PKK ÖCALAN’I TAKAR MI? 

7 Ekim Hamas saldırısını bahane ederek İsrail'in Gazze'de yaptığı katliam…

Esad'ın düşmesi ve Suriye'de başlayan yönetim değişikliği…

Türkiye'nin Suriye'de ve bölgede etkisinin artması…

İran'ın ve vekâlet savaşçısı Hizbullah'ın bölgedeki etkisinin azalması...

Trump'un yeniden ABD başkanı seçilmesi…

Suriye'nin kuzey doğusundaki YPG/SDG'nin köşeye sıkışması…

Tüm bu gelişmeler Orta-Doğu'da kartların yeniden karılması anlamına geliyor.

Tam bu gelişmeler yaşanırken MHP lideri Devlet Bey'in "Öcalan gelsin Meclis'te konuşsun, PKK'nın silah bırakmasını istesin" tarzındaki sürpriz çıkışının bu gelişmelerle ilgisi var mı?

Bu çıkış bir devlet projesi mi?

Öcalan'ın "silahı bırakın” demesiyle PKK silah bırakır mı?

Yoksa işin içinde bilmediğimiz bazı hesaplar mı var?
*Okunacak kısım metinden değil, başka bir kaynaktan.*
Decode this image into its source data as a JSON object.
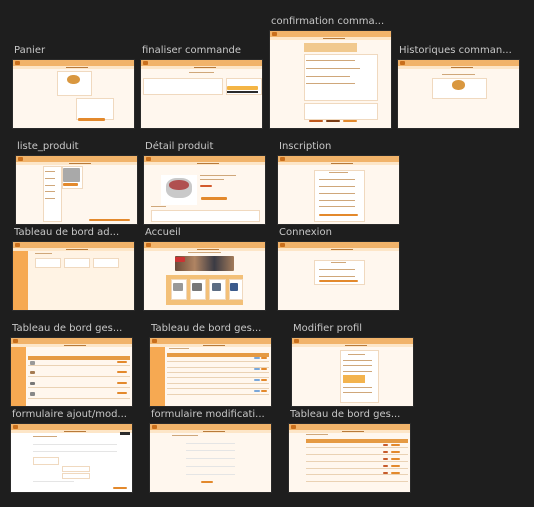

Bekleyip göreceğiz.

Ancak Türkiye Cumhuriyeti Devleti'nin meşru olmayan bir güçle direkt veya dolaylı görüşmesi devletler hukukunun temel ilkelerine göre o gayrimeşru gücü tanıması anlamına gelir.

Kandilden talimat aldığı tartışmaya yer bırakmayacak kadar açık olan DEM Parti'den ve Terörist başı Öcalan'dan yardım ve inayet beklemek kabul edilebilir bir durum değildir.
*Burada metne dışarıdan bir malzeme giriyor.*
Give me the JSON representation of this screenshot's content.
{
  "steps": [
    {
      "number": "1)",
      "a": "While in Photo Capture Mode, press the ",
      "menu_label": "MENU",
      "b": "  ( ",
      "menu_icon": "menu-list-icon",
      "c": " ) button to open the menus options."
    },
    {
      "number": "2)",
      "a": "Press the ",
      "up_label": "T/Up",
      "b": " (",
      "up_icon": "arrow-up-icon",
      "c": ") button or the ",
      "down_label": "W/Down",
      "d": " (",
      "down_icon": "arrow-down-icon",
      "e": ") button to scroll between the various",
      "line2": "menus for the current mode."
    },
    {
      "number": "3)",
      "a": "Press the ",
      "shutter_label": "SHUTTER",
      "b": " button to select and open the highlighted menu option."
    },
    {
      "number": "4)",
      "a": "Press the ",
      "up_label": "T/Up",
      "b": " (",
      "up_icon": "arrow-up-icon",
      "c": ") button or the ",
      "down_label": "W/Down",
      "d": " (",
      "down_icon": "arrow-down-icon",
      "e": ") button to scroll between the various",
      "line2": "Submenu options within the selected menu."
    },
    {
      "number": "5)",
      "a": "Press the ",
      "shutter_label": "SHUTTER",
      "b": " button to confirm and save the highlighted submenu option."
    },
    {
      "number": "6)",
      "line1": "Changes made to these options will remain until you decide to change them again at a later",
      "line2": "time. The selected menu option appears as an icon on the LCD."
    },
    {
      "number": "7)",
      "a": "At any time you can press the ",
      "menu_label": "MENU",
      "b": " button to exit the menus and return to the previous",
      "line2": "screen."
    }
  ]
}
Kaldı ki; her fırsatta dış güçlerin özellikle ABD'nin kuklası olduğunu ifade ettiğimiz PKK'nın Terörist başı Öcalan'ın lafıyla silah bırakmayacağı, ancak kukla oynatıcıların talimatıyla silah bırakabileceği izahtan varestedir.

Üstelik, terörist başı Öcalan, yedi madde ile verdiği mesajın satır aralarında "şartlar oluştuğu takdirde” demektedir.

Yani pazarlık kapısını aralık bırakıyor, tabir caizse "kuyruğu dik tutuyor.”

Belli ki; PKK'ya silah bırakma çağrısını yapma şartı olarak "öz yönetim, özerklik, federasyon” gibi devletin bölünmez bütünlüğüne ve Anayasa'ya aykırı talepleri gündeme getireceklerdir.

Bunun anlamı Kuzey Irak ve Suriye'deki PKK oluşumuna, Türkiye'den koparmayı düşündükleri toprakları da katarak bir PKK terör devleti oluşturmanın altyapısını hazırlamaktır.

Türkiye Cumhuriyeti Devleti'nin bırakın bunları kabul etmesini, pazarlık konusu etmesi bile düşünülemez.

Suriye özgürleşmiş, Türkiye'nin Suriye'de ve bölgede etkisi artmış, PKK/ YPG/SDG köşeye sıkışmışken Devlet Bey'in çıkışını her vatandaş gibi ben de anlamakta zorlanıyor ve hayıflanıyorum.

MİT Eski Müsteşarı Rahmetli Mahir Kaynak "Türkiye'de devlet, eğer dini kaldırmak istese, bunu İslamcı bir parti eliyle yapar. Eğer Şeriatı getirmek istese, bunu CHP'nin eliyle yapar. Eğer Kürdistan'ı kurmak istese, bunu MHP'nin eliyle yapar. Devletin çalışma şekli, derin aklı böyle çalışır" dememiş miydi?